Add vector: call index.add(vectors) The system automatically performs rotation, calibration, and quantization after the data is imported in batches.
Perform search: call index.search(query, k=10) Get the Top-K similarity score and index.
Persistent storage:use index.write("my_index.tv") Save the index, via TurboQuantIndex.load recover.
External ID Management: Change IdMapIndex accomplish add_with_ids And O(1) are deleted.
Hybrid SearchFirst, use SQL/BM25 or similar systems to filter candidate IDs, then pass them in. allowlist Perform a dense, finely processed procedure.

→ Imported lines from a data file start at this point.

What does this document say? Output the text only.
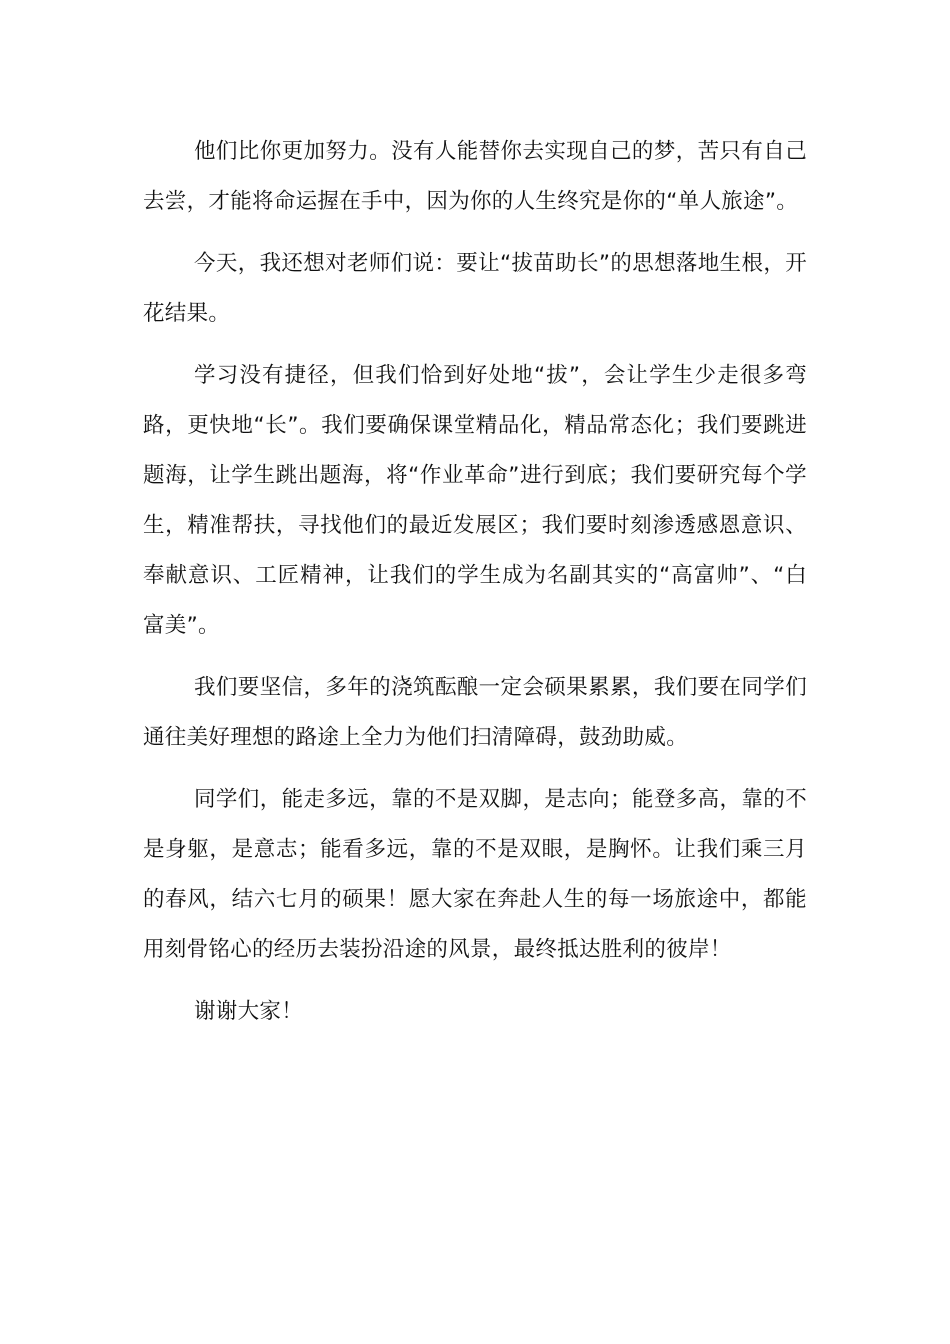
他们比你更加努力。没有人能替你去实现自己的梦，苦只有自己去尝，才能将命运握在手中，因为你的人生终究是你的“单人旅途”。

今天，我还想对老师们说：要让“拔苗助长”的思想落地生根，开花结果。

学习没有捷径，但我们恰到好处地“拔”，会让学生少走很多弯路，更快地“长”。我们要确保课堂精品化，精品常态化；我们要跳进题海，让学生跳出题海，将“作业革命”进行到底；我们要研究每个学生，精准帮扶，寻找他们的最近发展区；我们要时刻渗透感恩意识、奉献意识、工匠精神，让我们的学生成为名副其实的“高富帅”、“白富美”。

我们要坚信，多年的浇筑酝酿一定会硕果累累，我们要在同学们通往美好理想的路途上全力为他们扫清障碍，鼓劲助威。

同学们，能走多远，靠的不是双脚，是志向；能登多高，靠的不是身躯，是意志；能看多远，靠的不是双眼，是胸怀。让我们乘三月的春风，结六七月的硕果！愿大家在奔赴人生的每一场旅途中，都能用刻骨铭心的经历去装扮沿途的风景，最终抵达胜利的彼岸！

谢谢大家！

TurboVec's project address

Project official websitehttps://pypi.org/project/turbovec/
GitHub repositoryhttps://github.com/RyanCodrai/turbovec

Comparison of turbovec with similar competing products

Dimension	turbovec	FAISS (IndexPQFastScan)
Quantitative training	No training required, online intake	Requires k-means training codebook
Compression ratio	16x (2-bit) / 8x (4-bit)	Similarly, it depends on the quality of training.
ARM search speed	10–19% faster than FastScan	benchmark
x86 search speed	4-bit wins, 2-bit is close.	Benchmark, 2-bit VBMI has advantages
Filtering during search	SIMD kernel short circuit, zero recall loss	Calculate first, then filter; this leads to over-scraping.
Deployment Form	Pure native embedded library	Pure native embedded library
Framework integration	Official support for 4 frameworks including LangChain	Extensive community support
Low-dimensional recall	TQ+ is on par with or ahead after calibration.	benchmark

Application scenarios of turbovec

Memory-sensitive RAGFor small and medium-sized teams or local deployments, it is necessary to index tens of millions of documents in limited memory, and compress 10 million vectors from 31GB to 4GB.
Low-latency online servicesOnline RAG, recommendation, or search systems with stringent latency requirements for vector retrieval rely on SIMD for acceleration.
Privacy-first architectureData cannot be uploaded to third parties or to government, enterprise, or financial settings outside the country; it operates purely locally without hosting services.
Edge and mobileARM is well optimized for running vector retrieval on mobile phones, IoT devices or embedded hardware.
Hybrid retrieval systemFirst, use SQL/BM25/permission system to coarsely filter candidate IDs, then pass them in. allowlist Perform dense vector sorting.